В субботу я опять отправился в город. Прошел дождь, и по улицам разносился запах патоки с сахарного завода: началась переработка свеклы, и пахнуло недалекой зимой. Улицы полны людей, на Рыбном рынке продавали хризантемы; я шел мимо торговых рядов и вдруг, услышав музыку, вспомнил, что именно на этот день было назначено торжественное открытие моста Херебрюг.

Людской поток вынес меня к набережной. Там было полно народу; я посмотрел поверх моря голов и увидел, что ограждения убраны и над мостом уже протянулись провода троллейбусной линии. Была произнесена соответствующая событию речь, разрезана лента, прозвучал «Вильгельмус»[44]44
  Нидерландский гимн, создание которого датируется 1568 годом.


[Закрыть]
. Полосатые шлагбаумы взметнулись вверх. Путь был свободен. Люди хлынули вперед, к мосту. Играла музыка, гудели пароходы, я стоял на мосту, ликовал вместе со всеми и смотрел по сторонам. И тут в толпе я увидел Регину. Ее высокие плечики, голубые глаза, устремленные на меня…

О эти глаза, их голубизна, их молчаливый зов и робость, одновременно открывшиеся мне! Все мои последующие действия определялись уверенностью наития, граничащего с героическим безрассудством японского лучника, который, не глядя, поражает стрелой цель, – так и я послал Регине самую неотразимую из своих улыбок и начал пробираться к ней сквозь толпу.

– Что ты здесь делаешь?

– То же, что и ты, – сказала она.

Я потянул ее за собой – она не противилась.

– Я знала, что мы с тобой увидимся, – сказала она.

Ах, моя Регина. Я говорил без умолку.

– Это была любовь, – сказал я.

То, что последовало за любовью – наши прогулки, мои насмешки, работа, мое одиночество, поступки, которые я совершал, великолепные образчики моей мании величия, – все это не свидетельствовало в пользу моей любви, и поэтому я предпочел рассказать Регине о том, как мне ее не хватало, как я ее люблю. Я повел ее окольной дорогой в поля, и, когда я высказался до конца, Регина рассказала мне о своей поездке в Париж и о том, как она надеялась, что я тоже туда приеду.

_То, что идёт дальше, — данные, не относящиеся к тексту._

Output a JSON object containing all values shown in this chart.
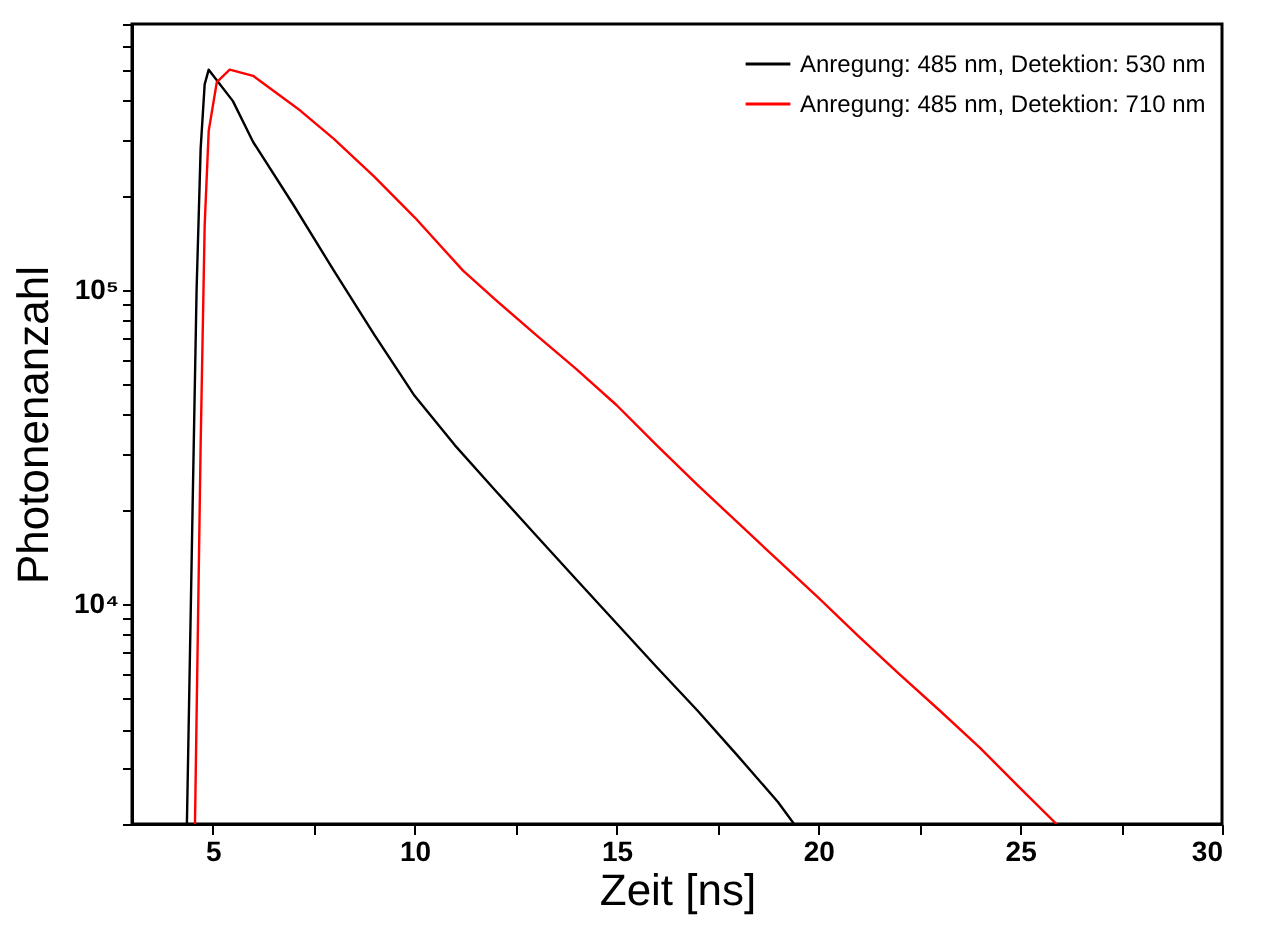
{
  "chart_data": {
    "type": "line",
    "xlabel": "Zeit [ns]",
    "ylabel": "Photonenanzahl",
    "series": [
      {
        "name": "Anregung: 485 nm, Detektion: 530 nm",
        "color": "#000000",
        "x": [
          4.36,
          4.5,
          4.6,
          4.7,
          4.8,
          4.9,
          5.5,
          6.0,
          7.0,
          8.0,
          9.0,
          10.0,
          11.0,
          12.0,
          13.0,
          14.0,
          15.0,
          16.0,
          17.0,
          18.0,
          19.0,
          19.4
        ],
        "values": [
          2000,
          20000,
          100000,
          280000,
          450000,
          501000,
          398000,
          295000,
          186000,
          115000,
          72000,
          46000,
          32000,
          23000,
          16600,
          12000,
          8700,
          6300,
          4600,
          3300,
          2350,
          2000
        ]
      },
      {
        "name": "Anregung: 485 nm, Detektion: 710 nm",
        "color": "#ff0000",
        "x": [
          4.56,
          4.7,
          4.8,
          4.9,
          5.1,
          5.42,
          6.0,
          7.16,
          8.0,
          9.0,
          10.0,
          11.2,
          12.0,
          13.0,
          14.0,
          15.0,
          16.0,
          17.0,
          18.0,
          19.0,
          20.0,
          21.0,
          22.0,
          23.0,
          24.0,
          25.0,
          25.9
        ],
        "values": [
          2000,
          32000,
          160000,
          320000,
          457000,
          501000,
          479000,
          372000,
          302000,
          229000,
          170000,
          115000,
          93000,
          72000,
          56000,
          43000,
          32000,
          24000,
          18200,
          13800,
          10500,
          7900,
          6000,
          4600,
          3500,
          2600,
          2000
        ]
      }
    ],
    "xlim": [
      3,
      30
    ],
    "xticks": [
      5,
      {
        "value": 7.5,
        "label": null
      },
      10,
      {
        "value": 12.5,
        "label": null
      },
      15,
      {
        "value": 17.5,
        "label": null
      },
      20,
      {
        "value": 22.5,
        "label": null
      },
      25,
      {
        "value": 27.5,
        "label": null
      },
      30
    ],
    "ylim": [
      2000,
      700000
    ],
    "yticks": [
      {
        "value": 2000,
        "label": null
      },
      {
        "value": 3000,
        "label": null
      },
      {
        "value": 4000,
        "label": null
      },
      {
        "value": 5000,
        "label": null
      },
      {
        "value": 6000,
        "label": null
      },
      {
        "value": 7000,
        "label": null
      },
      {
        "value": 8000,
        "label": null
      },
      {
        "value": 9000,
        "label": null
      },
      {
        "value": 10000,
        "label": "10⁴"
      },
      {
        "value": 20000,
        "label": null
      },
      {
        "value": 30000,
        "label": null
      },
      {
        "value": 40000,
        "label": null
      },
      {
        "value": 50000,
        "label": null
      },
      {
        "value": 60000,
        "label": null
      },
      {
        "value": 70000,
        "label": null
      },
      {
        "value": 80000,
        "label": null
      },
      {
        "value": 90000,
        "label": null
      },
      {
        "value": 100000,
        "label": "10⁵"
      },
      {
        "value": 200000,
        "label": null
      },
      {
        "value": 300000,
        "label": null
      },
      {
        "value": 400000,
        "label": null
      },
      {
        "value": 500000,
        "label": null
      },
      {
        "value": 600000,
        "label": null
      },
      {
        "value": 700000,
        "label": null
      }
    ],
    "log": "y",
    "grid": false,
    "legend": "top right",
    "marker": "none",
    "line_style": "solid"
  }
}
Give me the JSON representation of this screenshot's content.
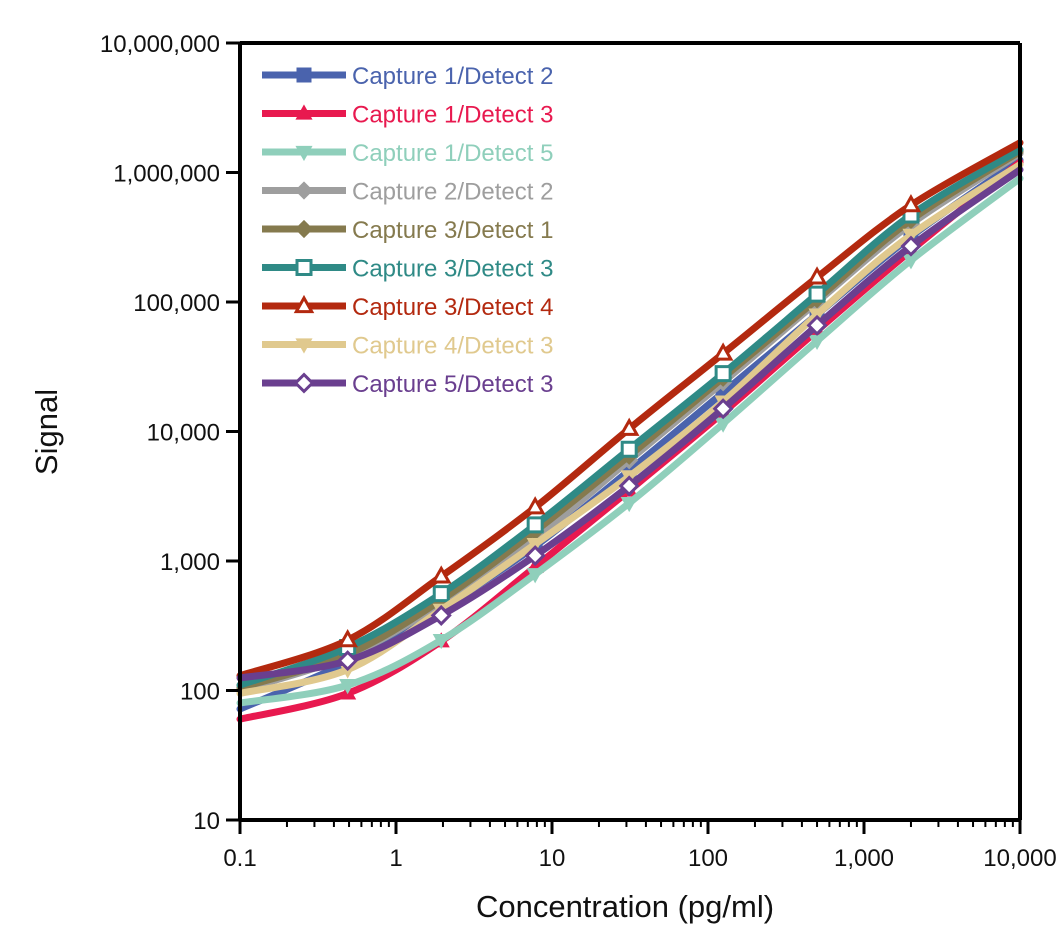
{
  "chart_data": {
    "type": "line",
    "xlabel": "Concentration (pg/ml)",
    "ylabel": "Signal",
    "xscale": "log",
    "yscale": "log",
    "xlim": [
      0.1,
      10000
    ],
    "ylim": [
      10,
      10000000
    ],
    "x_ticks": [
      {
        "value": 0.1,
        "label": "0.1"
      },
      {
        "value": 1,
        "label": "1"
      },
      {
        "value": 10,
        "label": "10"
      },
      {
        "value": 100,
        "label": "100"
      },
      {
        "value": 1000,
        "label": "1,000"
      },
      {
        "value": 10000,
        "label": "10,000"
      }
    ],
    "y_ticks": [
      {
        "value": 10,
        "label": "10"
      },
      {
        "value": 100,
        "label": "100"
      },
      {
        "value": 1000,
        "label": "1,000"
      },
      {
        "value": 10000,
        "label": "10,000"
      },
      {
        "value": 100000,
        "label": "100,000"
      },
      {
        "value": 1000000,
        "label": "1,000,000"
      },
      {
        "value": 10000000,
        "label": "10,000,000"
      }
    ],
    "legend_position": "top-left",
    "grid": false,
    "x": [
      0.1,
      0.49,
      1.95,
      7.8,
      31.25,
      125,
      500,
      2000,
      10000
    ],
    "series": [
      {
        "name": "Capture 1/Detect 2",
        "color": "#4a63ad",
        "marker": "square-filled",
        "values": [
          72,
          165,
          430,
          1300,
          5000,
          20000,
          80000,
          320000,
          1250000
        ]
      },
      {
        "name": "Capture 1/Detect 3",
        "color": "#e8194f",
        "marker": "triangle-up-filled",
        "values": [
          60,
          95,
          240,
          900,
          3500,
          14000,
          60000,
          250000,
          1200000
        ]
      },
      {
        "name": "Capture 1/Detect 5",
        "color": "#8fcfbb",
        "marker": "triangle-down-filled",
        "values": [
          80,
          110,
          245,
          790,
          2800,
          11500,
          50000,
          210000,
          900000
        ]
      },
      {
        "name": "Capture 2/Detect 2",
        "color": "#9e9e9e",
        "marker": "diamond-filled",
        "values": [
          100,
          185,
          470,
          1500,
          6000,
          24000,
          100000,
          400000,
          1400000
        ]
      },
      {
        "name": "Capture 3/Detect 1",
        "color": "#857a4e",
        "marker": "diamond-filled",
        "values": [
          105,
          190,
          500,
          1700,
          6500,
          26000,
          105000,
          430000,
          1450000
        ]
      },
      {
        "name": "Capture 3/Detect 3",
        "color": "#2f8a86",
        "marker": "square-open",
        "values": [
          110,
          215,
          560,
          1900,
          7300,
          28000,
          115000,
          470000,
          1500000
        ]
      },
      {
        "name": "Capture 3/Detect 4",
        "color": "#b3290f",
        "marker": "triangle-up-open",
        "values": [
          130,
          245,
          760,
          2600,
          10500,
          40000,
          155000,
          560000,
          1700000
        ]
      },
      {
        "name": "Capture 4/Detect 3",
        "color": "#e0c98e",
        "marker": "triangle-down-filled",
        "values": [
          95,
          145,
          420,
          1350,
          4500,
          17000,
          80000,
          330000,
          1150000
        ]
      },
      {
        "name": "Capture 5/Detect 3",
        "color": "#6a3f8f",
        "marker": "diamond-open",
        "values": [
          125,
          170,
          380,
          1100,
          3800,
          15000,
          66000,
          270000,
          1050000
        ]
      }
    ]
  }
}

Жизнь – удивительное чудо. Все в ней непостижимо: наше собственное существование и способ, которым мы ходим, переставляя ноги одну за другой. Мысль, которая, возникнув, заставляет двигаться нашу руку, слово, благодаря которому мы понимаем друг друга, – все это было бы невозможным, если бы уже не существовало на свете. Человек – существо ограниченное, интервал, в пределах которого вещи обретают свое место и свою логику. Все свойственное человеку логично, но что непреодолимо влечет нас друг к другу, почему мы нужны друг другу?

Регина – моя жена. Не в общепринятом смысле этого слова, но по духу. Она любит меня безраздельно и со страстью, которой я не предполагал. Я сообщил о нашей любви всем знакомым: мефрау Постма, Волтхёйсу, ван Эсу, которого случайно встретил на улице, – мне хотелось рассказать об этом всему миру, и я сдерживал себя, чтобы не останавливать на улице прохожих и не сообщать им о нашей великой любви. Вспомнил я и о юфрау Винке, которая теперь осталась совсем одна, а в следующее воскресенье, второе после нашей встречи, меня пригласили к Регине домой.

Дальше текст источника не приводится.